During the sermon, the Rev. Julius Scruggs of Huntsville, Ala., president of the National Baptist Convention USA, said, “God said you may murder four little girls, but you won’t murder the dream of justice and liberty for all.”

Those at an afternoon event included Attorney General Eric Holder, Alabama Gov. Robert Bentley, ex-U.N. Ambassador Andrew Young, the Rev. Jesse Jackson, the Rev. Joseph Lowery, and director Spike Lee, who made a documentary about the bombing.

The church was full. The only surviving mother of one of the girls, Maxine McNair, sat in the front row.

Mr. Holder called the girls’ deaths “a seminal and tragic moment” in U.S. history and recalled gains that followed their killings, such as the Civil Rights Act of 1964 and the Voting Rights Act of 1965.

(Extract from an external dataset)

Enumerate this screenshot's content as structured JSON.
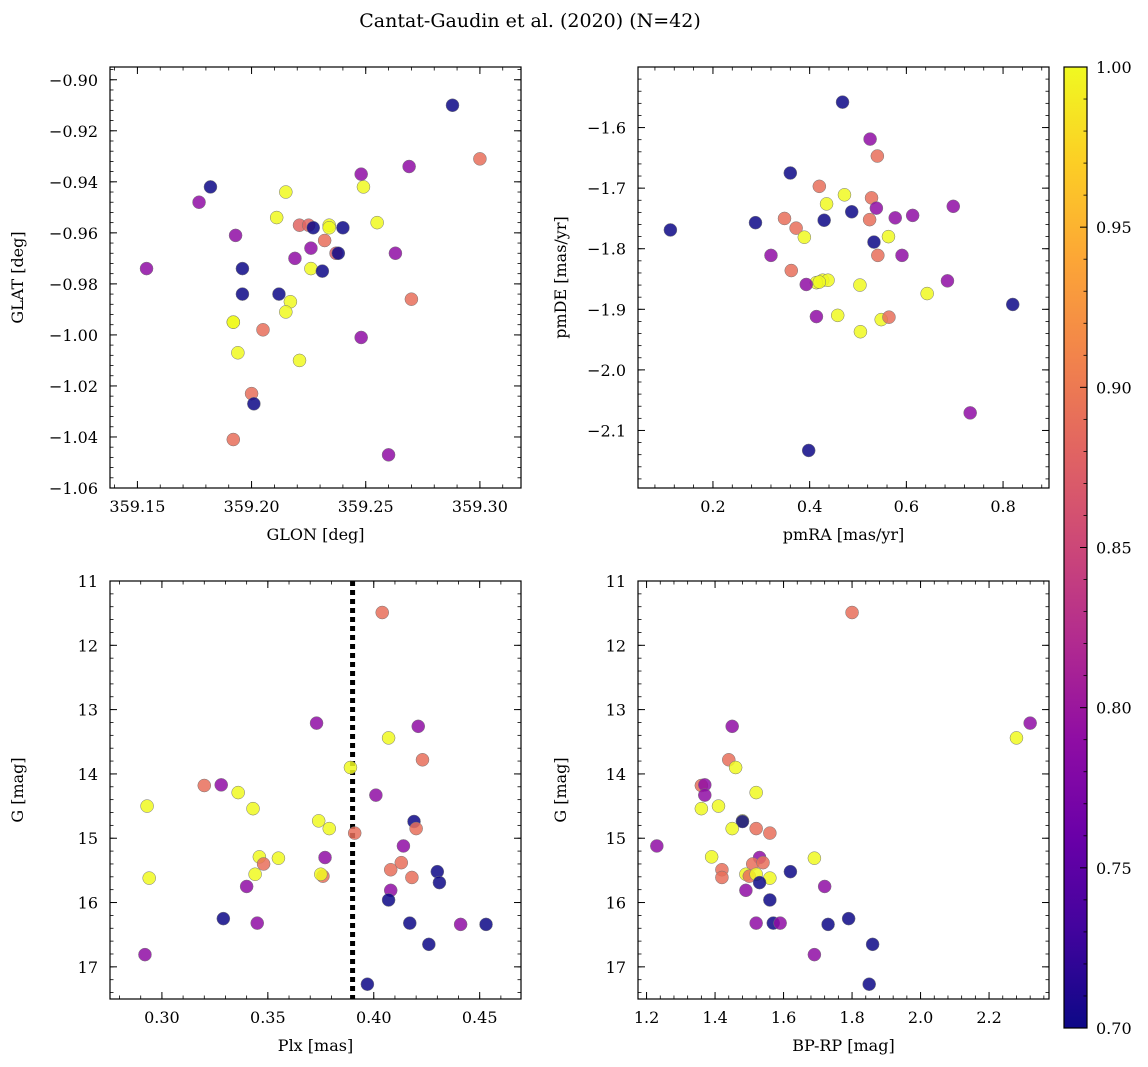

Alluding to the Supreme Court decision this year that struck down a key part of the voting law, he said the struggle continues decades later.

The dynamite went off outside the church Sept. 15, 1963.

Of the Klansmen convicted years later, one remains imprisoned. Two others died in prison.

Two young men, both black, were shot to death in Birmingham in the chaos after the bombing.

Birmingham was strictly segregated at the time. The bombing occurred as city schools were being racially integrated for the first time.

The all-black 16th Street Baptist Church was a gathering spot for civil rights rallies before the blast. The attack symbolized the depth of racial hatred in the South and helped build momentum for civil rights legislation.

In Sunday’s morning ceremony, an honor guard of black and white officers and firefighters watched over the tributes with a mixed-race crowd, something unthinkable in Birmingham in 1963.

Back then, white police officers and firefighters used dogs and water hoses on black demonstrators marching for equal rights.

President Obama noted in a statement that earlier this year, the four girls were posthumously awarded the Congressional Gold Medal, one of the country’s highest civilian honors. “That horrific day in Birmingham, Alabama quickly became a defining moment for the civil rights movement. It galvanized Americans all across the country to stand up for equality and broadened support for a movement that would eventually lead to the passage of the Civil Rights Act of 1964,” he said.

The Rev. Bernice King, a daughter of the late Rev. Martin Luther King, Jr., noted the changed city in a prayer.

“We thank you, Father, for the tremendous progress we have made in 50 years, that we can sit in the safe confines of this sanctuary being protected by the city of Birmingham, when 50 years ago the city turned its eye and its ears away from us,” she said.